As just one of their critical ecosystem services, trees play a crucial role in sequestering carbon dioxide (CO2) from the atmosphere. Through photosynthesis, trees absorb CO2 and produce oxygen and energy in the form of sugar (glucose). The carbon from CO2 is stored in various parts of the tree, including the trunk, branches, leaves, and roots—this is referred to as biogenic carbon.

Carbon sequestration by trees helps to mitigate atmospheric carbon dioxide, a greenhouse gas (GHG). Forests and other tree-rich ecosystems serve as "carbon sinks" by absorbing more carbon than they release, which could potentially help offset the carbon emissions from human activities such as using fossil fuel-based energy resources for building construction and operation. 

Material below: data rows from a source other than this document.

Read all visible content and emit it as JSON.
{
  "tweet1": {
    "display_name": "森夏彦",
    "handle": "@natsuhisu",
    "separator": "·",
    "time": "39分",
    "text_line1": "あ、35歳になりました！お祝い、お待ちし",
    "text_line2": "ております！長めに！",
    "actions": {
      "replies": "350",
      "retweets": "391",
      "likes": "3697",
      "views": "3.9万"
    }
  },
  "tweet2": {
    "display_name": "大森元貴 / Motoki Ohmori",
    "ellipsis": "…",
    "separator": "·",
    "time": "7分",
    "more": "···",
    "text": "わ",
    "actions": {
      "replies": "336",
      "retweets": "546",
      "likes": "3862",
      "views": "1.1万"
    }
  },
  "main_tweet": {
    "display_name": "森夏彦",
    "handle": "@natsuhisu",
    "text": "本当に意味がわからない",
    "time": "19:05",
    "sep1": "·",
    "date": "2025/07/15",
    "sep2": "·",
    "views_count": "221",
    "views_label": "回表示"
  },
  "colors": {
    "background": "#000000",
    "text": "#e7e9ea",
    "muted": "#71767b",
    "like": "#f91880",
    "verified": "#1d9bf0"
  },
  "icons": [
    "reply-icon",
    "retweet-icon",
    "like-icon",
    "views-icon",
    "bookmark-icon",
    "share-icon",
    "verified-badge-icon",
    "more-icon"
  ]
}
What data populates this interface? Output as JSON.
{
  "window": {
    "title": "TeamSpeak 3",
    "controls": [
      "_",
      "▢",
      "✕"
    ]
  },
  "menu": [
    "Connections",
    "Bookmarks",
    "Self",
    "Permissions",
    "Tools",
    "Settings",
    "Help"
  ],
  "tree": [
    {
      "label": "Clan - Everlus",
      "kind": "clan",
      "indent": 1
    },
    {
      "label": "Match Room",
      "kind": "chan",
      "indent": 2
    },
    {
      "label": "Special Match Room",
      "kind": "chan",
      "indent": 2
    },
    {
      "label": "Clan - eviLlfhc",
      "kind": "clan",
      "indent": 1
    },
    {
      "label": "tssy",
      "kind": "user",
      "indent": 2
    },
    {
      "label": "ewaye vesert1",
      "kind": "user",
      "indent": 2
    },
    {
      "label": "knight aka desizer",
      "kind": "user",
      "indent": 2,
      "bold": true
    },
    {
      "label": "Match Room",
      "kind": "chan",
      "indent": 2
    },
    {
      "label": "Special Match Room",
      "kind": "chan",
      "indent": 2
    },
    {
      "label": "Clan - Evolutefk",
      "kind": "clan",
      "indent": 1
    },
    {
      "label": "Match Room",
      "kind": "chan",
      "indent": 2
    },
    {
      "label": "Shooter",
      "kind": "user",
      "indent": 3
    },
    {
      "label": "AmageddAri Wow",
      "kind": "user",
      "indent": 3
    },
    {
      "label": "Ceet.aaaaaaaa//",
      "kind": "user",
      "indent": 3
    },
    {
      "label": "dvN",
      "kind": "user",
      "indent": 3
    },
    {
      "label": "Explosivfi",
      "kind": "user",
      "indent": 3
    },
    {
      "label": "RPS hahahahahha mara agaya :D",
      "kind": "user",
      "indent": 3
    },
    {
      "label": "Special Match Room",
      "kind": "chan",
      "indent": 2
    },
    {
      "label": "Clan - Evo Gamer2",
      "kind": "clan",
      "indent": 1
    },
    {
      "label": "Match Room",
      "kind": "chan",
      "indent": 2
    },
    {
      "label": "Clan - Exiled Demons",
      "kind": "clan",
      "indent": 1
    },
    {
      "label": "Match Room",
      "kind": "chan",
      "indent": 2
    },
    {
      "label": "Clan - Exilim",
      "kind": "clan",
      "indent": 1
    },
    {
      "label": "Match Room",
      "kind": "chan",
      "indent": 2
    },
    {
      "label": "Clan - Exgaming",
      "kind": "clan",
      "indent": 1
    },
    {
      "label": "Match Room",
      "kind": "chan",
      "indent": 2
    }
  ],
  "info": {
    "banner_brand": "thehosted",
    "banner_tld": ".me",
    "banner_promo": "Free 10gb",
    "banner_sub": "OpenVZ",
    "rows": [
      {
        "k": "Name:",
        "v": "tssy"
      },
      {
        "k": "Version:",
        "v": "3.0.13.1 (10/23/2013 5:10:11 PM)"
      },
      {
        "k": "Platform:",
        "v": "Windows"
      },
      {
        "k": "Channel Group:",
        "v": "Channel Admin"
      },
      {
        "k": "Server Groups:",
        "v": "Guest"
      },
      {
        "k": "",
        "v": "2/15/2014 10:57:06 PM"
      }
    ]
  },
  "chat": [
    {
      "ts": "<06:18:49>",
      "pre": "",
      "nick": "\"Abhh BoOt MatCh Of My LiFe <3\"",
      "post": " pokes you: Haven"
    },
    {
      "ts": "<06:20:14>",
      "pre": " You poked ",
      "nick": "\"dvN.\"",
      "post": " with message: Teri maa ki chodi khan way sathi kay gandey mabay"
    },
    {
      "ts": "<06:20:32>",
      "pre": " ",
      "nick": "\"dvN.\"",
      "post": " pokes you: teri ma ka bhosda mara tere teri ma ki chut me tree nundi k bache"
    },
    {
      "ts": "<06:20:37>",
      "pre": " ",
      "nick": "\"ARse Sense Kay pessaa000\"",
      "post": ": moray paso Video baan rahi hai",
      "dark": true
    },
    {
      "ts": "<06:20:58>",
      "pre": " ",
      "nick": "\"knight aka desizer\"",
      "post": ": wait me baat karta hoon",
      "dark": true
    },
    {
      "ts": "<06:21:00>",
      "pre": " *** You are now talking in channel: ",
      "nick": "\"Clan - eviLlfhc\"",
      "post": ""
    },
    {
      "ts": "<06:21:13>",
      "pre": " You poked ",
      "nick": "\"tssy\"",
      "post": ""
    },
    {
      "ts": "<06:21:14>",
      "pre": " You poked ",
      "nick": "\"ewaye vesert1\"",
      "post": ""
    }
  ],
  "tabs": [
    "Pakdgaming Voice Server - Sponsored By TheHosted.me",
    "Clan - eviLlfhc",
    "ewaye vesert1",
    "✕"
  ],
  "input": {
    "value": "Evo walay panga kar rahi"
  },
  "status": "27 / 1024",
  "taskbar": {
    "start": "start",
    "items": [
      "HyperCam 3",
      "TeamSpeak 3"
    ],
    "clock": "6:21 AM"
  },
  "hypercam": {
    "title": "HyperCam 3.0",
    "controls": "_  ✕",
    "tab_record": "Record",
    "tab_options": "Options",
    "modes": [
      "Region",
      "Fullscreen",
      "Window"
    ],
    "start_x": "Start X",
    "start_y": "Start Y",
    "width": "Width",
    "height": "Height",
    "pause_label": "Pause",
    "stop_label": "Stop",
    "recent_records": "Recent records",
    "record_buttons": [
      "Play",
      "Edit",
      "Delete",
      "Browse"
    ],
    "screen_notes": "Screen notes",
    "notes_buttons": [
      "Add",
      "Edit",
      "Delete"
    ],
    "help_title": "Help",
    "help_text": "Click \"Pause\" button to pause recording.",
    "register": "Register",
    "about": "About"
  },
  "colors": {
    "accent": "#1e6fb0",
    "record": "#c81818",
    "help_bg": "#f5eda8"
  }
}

Not all trees sequester carbon at the same rate

It is important to note that trees will vary in their ability to sequester carbon based on factors including the tree species, age, size, health, and the overall condition of the ecosystem.

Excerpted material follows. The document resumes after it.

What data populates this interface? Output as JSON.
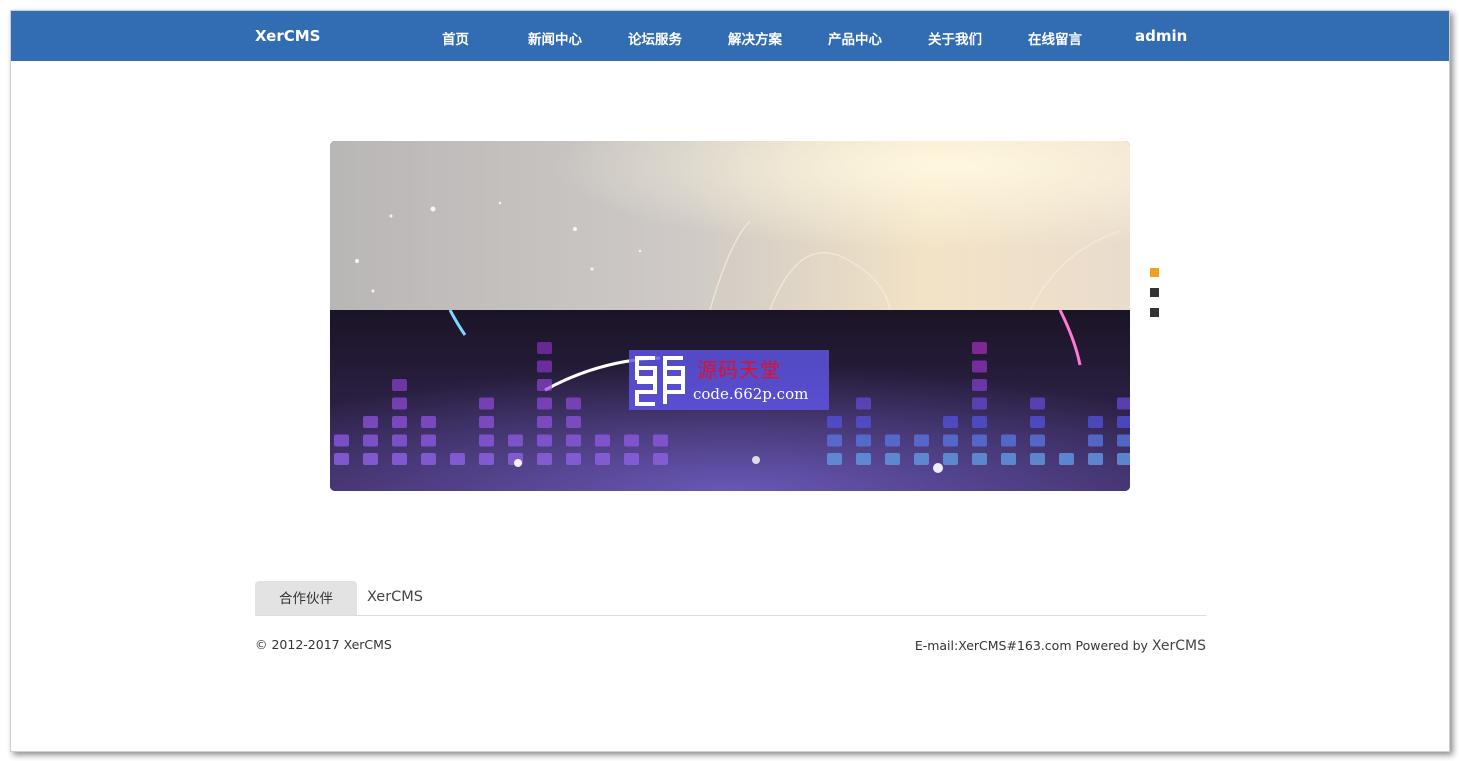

Armed with knowledge about the degree to which certain species of trees can absorb carbon compared to other, building and site design teams may leverage such information to develop site designs that are optimized for carbon sequestration while still being appropriate and suitable species for their location. Moreover, project teams should be mindful of the rate at which various species of trees sequester carbon over their lifetime compared to the years after initial establishment (see figure below).


Figure: The initial annual carbon sequestration potential of ten tree species (planted at 2-inch caliper) compared to their potential over sixty years. Figure by Daniel Overbey.


Carbon sequestration adds up

There are a variety of tools and resources available to help building and site project teams calculate the carbon sequestration potential of trees. Once assessed, the carbon sequestration potential of trees can be leveraged to offset some degree of the embodied carbon of the site's hardscape and/or on-site building structures. The American Institute of Landscape Architects (ASLA) is championing the carbon sequestering potential of trees as part of their Climate Action Plan as on-site vegetation may play a significant role in low- and no-carbon building and site solutions.